Marriages between people of the same sex are not allowed in India by law. Same-sex couples are also not given rights of civil union or a household partnership. In 2011, a Haryana court marked a same-sex marriage involving two women as lawful.[1] After marrying, the couple got threats from friends and relatives in their village. Their family finally accepted their marriage.[8]

In October 2017, a group of citizens advised that a new Uniform Civil Code be created. This code would make the same-sex marriage lawful before the Law Commission of India.[9]

There are now many same-sex marriage applications still waiting to be judged by the courts.
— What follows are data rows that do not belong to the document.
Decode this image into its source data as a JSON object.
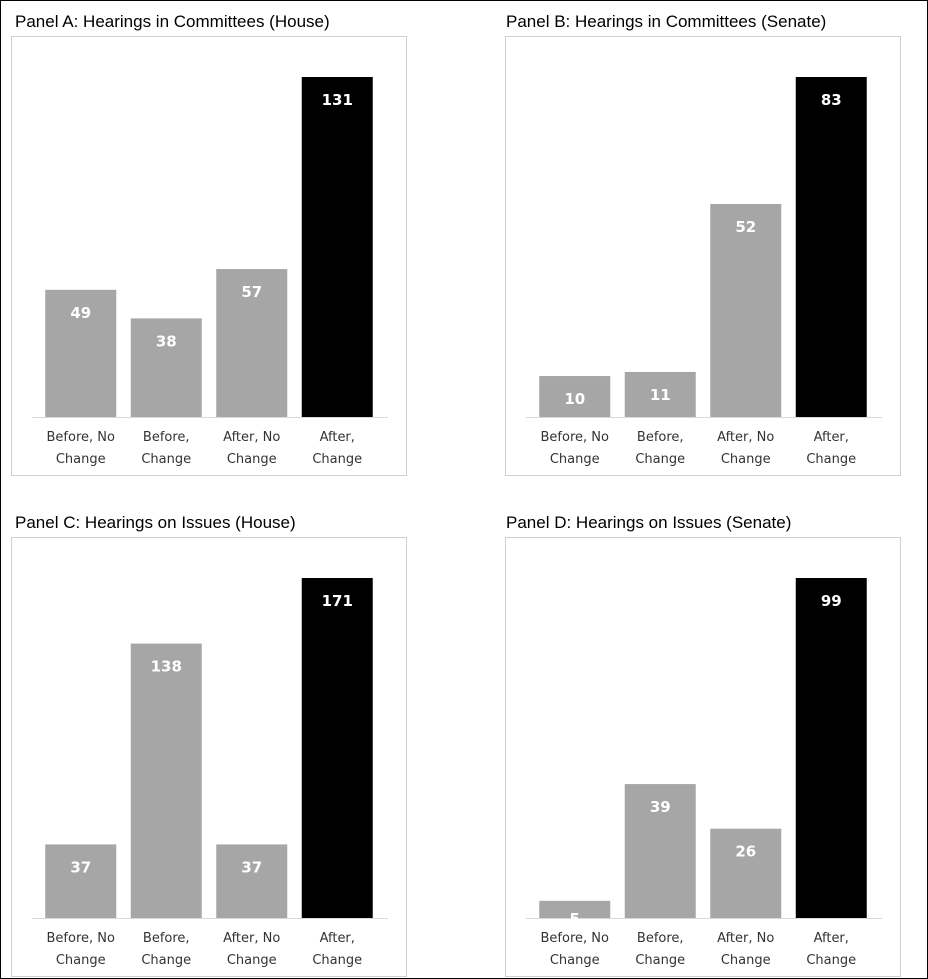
{
  "chart_data": [
    {
      "type": "bar",
      "title": "Panel A: Hearings in Committees (House)",
      "categories": [
        "Before, No Change",
        "Before, Change",
        "After, No Change",
        "After, Change"
      ],
      "category_lines": [
        [
          "Before, No",
          "Change"
        ],
        [
          "Before,",
          "Change"
        ],
        [
          "After, No",
          "Change"
        ],
        [
          "After,",
          "Change"
        ]
      ],
      "values": [
        49,
        38,
        57,
        131
      ],
      "colors": [
        "#a6a6a6",
        "#a6a6a6",
        "#a6a6a6",
        "#000000"
      ],
      "ylim": [
        0,
        131
      ],
      "xlabel": "",
      "ylabel": "",
      "grid": false
    },
    {
      "type": "bar",
      "title": "Panel B: Hearings in Committees (Senate)",
      "categories": [
        "Before, No Change",
        "Before, Change",
        "After, No Change",
        "After, Change"
      ],
      "category_lines": [
        [
          "Before, No",
          "Change"
        ],
        [
          "Before,",
          "Change"
        ],
        [
          "After, No",
          "Change"
        ],
        [
          "After,",
          "Change"
        ]
      ],
      "values": [
        10,
        11,
        52,
        83
      ],
      "colors": [
        "#a6a6a6",
        "#a6a6a6",
        "#a6a6a6",
        "#000000"
      ],
      "ylim": [
        0,
        83
      ],
      "xlabel": "",
      "ylabel": "",
      "grid": false
    },
    {
      "type": "bar",
      "title": "Panel C: Hearings on Issues (House)",
      "categories": [
        "Before, No Change",
        "Before, Change",
        "After, No Change",
        "After, Change"
      ],
      "category_lines": [
        [
          "Before, No",
          "Change"
        ],
        [
          "Before,",
          "Change"
        ],
        [
          "After, No",
          "Change"
        ],
        [
          "After,",
          "Change"
        ]
      ],
      "values": [
        37,
        138,
        37,
        171
      ],
      "colors": [
        "#a6a6a6",
        "#a6a6a6",
        "#a6a6a6",
        "#000000"
      ],
      "ylim": [
        0,
        171
      ],
      "xlabel": "",
      "ylabel": "",
      "grid": false
    },
    {
      "type": "bar",
      "title": "Panel D: Hearings on Issues (Senate)",
      "categories": [
        "Before, No Change",
        "Before, Change",
        "After, No Change",
        "After, Change"
      ],
      "category_lines": [
        [
          "Before, No",
          "Change"
        ],
        [
          "Before,",
          "Change"
        ],
        [
          "After, No",
          "Change"
        ],
        [
          "After,",
          "Change"
        ]
      ],
      "values": [
        5,
        39,
        26,
        99
      ],
      "colors": [
        "#a6a6a6",
        "#a6a6a6",
        "#a6a6a6",
        "#000000"
      ],
      "ylim": [
        0,
        99
      ],
      "xlabel": "",
      "ylabel": "",
      "grid": false
    }
  ]
}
Article 15 of the Indian Constitution protects Indian citizens from unfair treatment[10][11]

The Supreme Court of India has ruled that unfair treatment because of sexual orientation and gender identity did not follow the Constitution. [source?]

Even after this, no clear law bans unfair treatment based on both sexual orientation and gender identity. India does not have detailed laws which protect against most unfair treatment and harassment in private jobs. (Such laws exist for sexual harassment though.) Article 15 only covers unfair treatment by government bodies.[source?]

In 2019, the Transgender Persons (Protection of Rights) Bill, 2019 was accepted. The law bans unfair treatment against transgender people in private jobs, education and healthcare.[source?]

LGBT activists are reaching out to people who have faced unfair treatment (because of their sexual orientation or gender identity) in private jobs or other non-governmental areas. They are asking such people to question the two rulings in court. They are also fighting for a clear law against unfair treatment. Such a law would also cover private unfair treatment.[source?]